Now log into your mysql database and see if you have data. If all went well it should look like this.

root@jdrews-M2Ne:/var/www/dtgraph# mysql -u dt_logger -p stats
Enter password:
Reading table information for completion of table and column names
You can turn off this feature to get a quicker startup with -A

Welcome to the MySQL monitor.  Commands end with ; or \g.
Your MySQL connection id is 459
Server version: 5.1.61-0ubuntu0.11.10.1 (Ubuntu)

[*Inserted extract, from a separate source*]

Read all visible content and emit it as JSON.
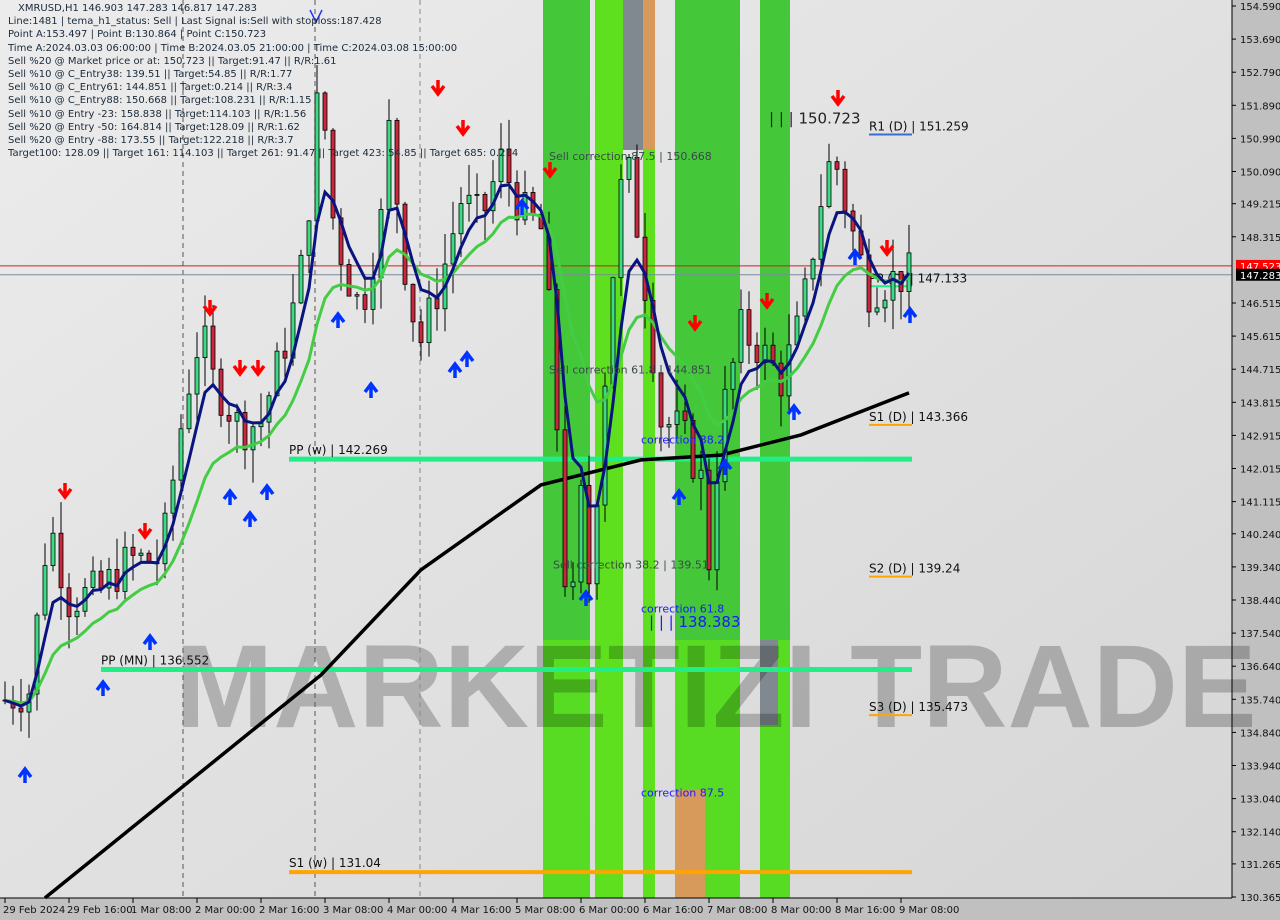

Copyright (c) 2000, 2011, Oracle and/or its affiliates. All rights reserved.

Oracle is a registered trademark of Oracle Corporation and/or its
affiliates. Other names may be trademarks of their respective

Type 'help;' or '\h' for help. Type '\c' to clear the current input statement.

mysql> select * from digitemp;
| dtKey | time                | SerialNumber     | Fahrenheit |
|     0 | 2012-03-16 10:45:02 | 107CD17B02080088 |      69.01 |
1 row in set (0.00 sec)

Horray we have data! So let’s add some more datapoints by running the logger.php script a few more times. Now go look at your website again and you should see plot points. If not, you most likely have an issue connecting to the database. Check your conf.php and make sure it’s all correct.

Now it’s a good idea to password protect your admin folder if this is gonna be viewable from outside your network. You can do this with a simple .htaccess file sitting in the /admin folder. Refer to the tutorial here for more details: https://help.ubuntu.com/community/EnablingUseOfApacheHtaccessFiles

You set up the colors of your graph and the name of your sensors in the admin section. Here’s a helpful hint– Put your thumb and index finger on a sensor and watch the temp go up to figure out which is which.


Here’s how mine is set up.

You’ll notice I have alarms set for range and change amounts. To do this you’ll need to use sendmail or ssmtp (how I did it).

I’ll update this post later on how to set up ssmtp so your new fangled temperature monitoring system can send you alerts when your precious homebrew gets to warm/cold, or starts warming up/cooling down too fast.